Robotics and Intelligence Systems >> Behavior-Based Robotics Tutorial >> Robot Learning

Behavior-Based Robotics

Robot Learning

Robots that can learn and adapt are excellent evidence for machine intelligence. Robots can be taught concepts, motor skills, how to use their own sensors, how to gather information, navigate, express emotion and even how to teach themselves. Learning includes a rich variety of techniques that use previous experience to enable more effective performance. Although this definition excludes robots that acquire information without using it, we are still left with a rather nebulous term. In fact, when it comes to designing adaptive behavior, the hardest problem is often the choice of learning techniques. Each task requires a different form of learning. Some industrial robots must perform the same action, the same way, every day. While such a robot may benefit from an ability to learn this action as efficiently as possible, it may never need to learn a new motion. Other robots, such as a mobile office assistant, may need to learn new information and skills every day. For each task, a designer must decide precisely what should be learned, when learning should occur, the computational means to implement learning, and how much a priori knowledge should be supplied.

What Should be Learned?

Historically, robots for industrial purposes involved little or no learning. Recently, a growing interest in unstructured environments has encouraged learning intensive design methodologies. The emerging class of robots must be able to interact responsively with people and other robots providing assistance and service that will increasingly affect everyday life. Although united in its need for learning, this new class of robots is anything but homogeneous. Robots may learn by adjusting parameters, building environmental models such as maps, exploiting patterns, evolving rule sets, generating entire behaviors, devising new strategies, predicting environmental changes, recognizing the strategies of opponents or exchanging knowledge with other robots. Researchers have produced robots that can even adapt their own physical structure. At the Laboratoire de Robotique de Paris, Chocron and Bidaud have produced a virtual robot that can reconfigure its own componentry for changing conditions. For instance, when the robot finds itself on treacherous, craggy surfaces it may evolve a six-legged structure, whereas on flat ground it may simply use three legs and extend wheels. (Chocron and Bidaud 1999)

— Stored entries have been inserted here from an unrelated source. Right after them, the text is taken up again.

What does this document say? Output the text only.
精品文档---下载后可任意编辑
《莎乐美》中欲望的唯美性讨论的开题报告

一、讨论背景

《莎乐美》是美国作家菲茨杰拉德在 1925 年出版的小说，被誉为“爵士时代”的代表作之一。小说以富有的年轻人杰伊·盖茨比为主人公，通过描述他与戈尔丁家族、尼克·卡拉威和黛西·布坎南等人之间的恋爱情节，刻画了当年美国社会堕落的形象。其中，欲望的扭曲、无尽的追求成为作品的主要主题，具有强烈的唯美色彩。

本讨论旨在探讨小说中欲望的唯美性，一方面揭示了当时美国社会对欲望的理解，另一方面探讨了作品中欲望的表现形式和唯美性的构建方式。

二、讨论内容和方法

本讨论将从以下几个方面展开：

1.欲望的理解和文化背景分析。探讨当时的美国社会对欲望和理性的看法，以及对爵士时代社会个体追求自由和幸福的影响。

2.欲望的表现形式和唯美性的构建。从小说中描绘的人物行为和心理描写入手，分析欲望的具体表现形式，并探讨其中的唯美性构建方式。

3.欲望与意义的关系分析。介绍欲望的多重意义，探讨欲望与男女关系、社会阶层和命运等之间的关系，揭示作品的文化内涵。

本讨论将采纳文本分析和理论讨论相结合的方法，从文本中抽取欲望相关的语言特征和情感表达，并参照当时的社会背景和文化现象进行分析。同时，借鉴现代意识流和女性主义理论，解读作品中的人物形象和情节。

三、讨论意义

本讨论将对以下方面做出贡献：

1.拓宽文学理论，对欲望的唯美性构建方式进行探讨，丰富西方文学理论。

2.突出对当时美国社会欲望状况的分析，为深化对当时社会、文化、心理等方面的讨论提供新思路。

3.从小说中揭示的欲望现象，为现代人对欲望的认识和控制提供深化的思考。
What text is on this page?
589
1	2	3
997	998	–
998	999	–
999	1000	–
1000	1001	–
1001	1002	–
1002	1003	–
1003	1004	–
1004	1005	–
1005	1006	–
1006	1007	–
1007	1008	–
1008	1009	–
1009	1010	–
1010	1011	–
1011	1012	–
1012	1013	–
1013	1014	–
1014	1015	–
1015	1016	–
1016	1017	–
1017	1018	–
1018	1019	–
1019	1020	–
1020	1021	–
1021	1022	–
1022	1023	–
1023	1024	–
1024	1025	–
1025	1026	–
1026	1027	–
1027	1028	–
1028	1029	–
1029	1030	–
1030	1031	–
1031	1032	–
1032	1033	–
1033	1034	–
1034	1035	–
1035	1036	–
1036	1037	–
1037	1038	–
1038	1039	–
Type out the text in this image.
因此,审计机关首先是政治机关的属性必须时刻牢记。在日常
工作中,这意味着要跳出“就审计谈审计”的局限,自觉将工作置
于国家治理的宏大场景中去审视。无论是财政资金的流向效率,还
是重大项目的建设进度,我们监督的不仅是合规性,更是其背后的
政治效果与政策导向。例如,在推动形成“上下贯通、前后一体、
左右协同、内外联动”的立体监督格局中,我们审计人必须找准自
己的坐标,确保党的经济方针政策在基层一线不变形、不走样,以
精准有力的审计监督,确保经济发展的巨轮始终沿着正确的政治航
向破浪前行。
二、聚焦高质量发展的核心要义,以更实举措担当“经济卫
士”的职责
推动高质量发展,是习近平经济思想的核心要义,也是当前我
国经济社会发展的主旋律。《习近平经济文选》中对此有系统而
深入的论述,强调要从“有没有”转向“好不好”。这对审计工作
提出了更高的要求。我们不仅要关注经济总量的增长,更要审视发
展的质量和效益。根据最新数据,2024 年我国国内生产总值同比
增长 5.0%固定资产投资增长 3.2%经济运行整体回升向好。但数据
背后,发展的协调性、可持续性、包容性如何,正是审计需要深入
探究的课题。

To say that a robot can learn actually communicates very little about the robot or control strategy. On one extreme, robots may merely fine-tune already hard-coded behavior. On the other, there are robots that write their own programs from scratch using a randomly generated pool of binary numbers. Still others may exchange programs or portions of programs with other robots to produce coevolutionary learning. Although there are countless variations, the most interesting learning occurs when the robot can devise its own approach from the bottom up. As Lisa Meeden points out, truly adaptive robots should “determine the relevance of sensory information to tasks, synthesize this sensory information and compose behaviors without ever being programmed for such interactions.” (Meeden 1996) Some systems are even able to learn the optimal learning strategy for a given task.

When Should Learning Occur?

After deciding the extent of learning necessary, another significant question is whether learning should occur online while accomplishing a task in the real world or offline in a simulated environment. For some tasks, such as collecting rock samples from a distant planet, a robot may have plenty of time to learn new strategies for traversing the planet’s surface. The ability to adapt online may be crucial for helping the robot deal with unforeseen situations. For time-critical tasks such as military engagements, however, a robot may not have much time to learn new strategies. Such a robot may need to go through a preliminary developmental phase where important maneuvers are learned once and for all. Many researchers use a hybrid approach. The designer begins the learning process offline, where early development can be constrained safely and efficiently. Once the solution space of possible controllers has been reduced, the designer can then transfer the evolved code to a physical robot in which the strategy can be optimized. At the Navy Center for Applied Research in Artificial Intelligence, Shultz and Grefenstette have worked toward ‘continuous learning,’ where the robot is equipped with an onboard simulator which it can use to test out new strategies online. Schultz and Grefenstette report that this capability can be very helpful for allowing robots to adapt to hardware failure and new domains. (Schultz 1994)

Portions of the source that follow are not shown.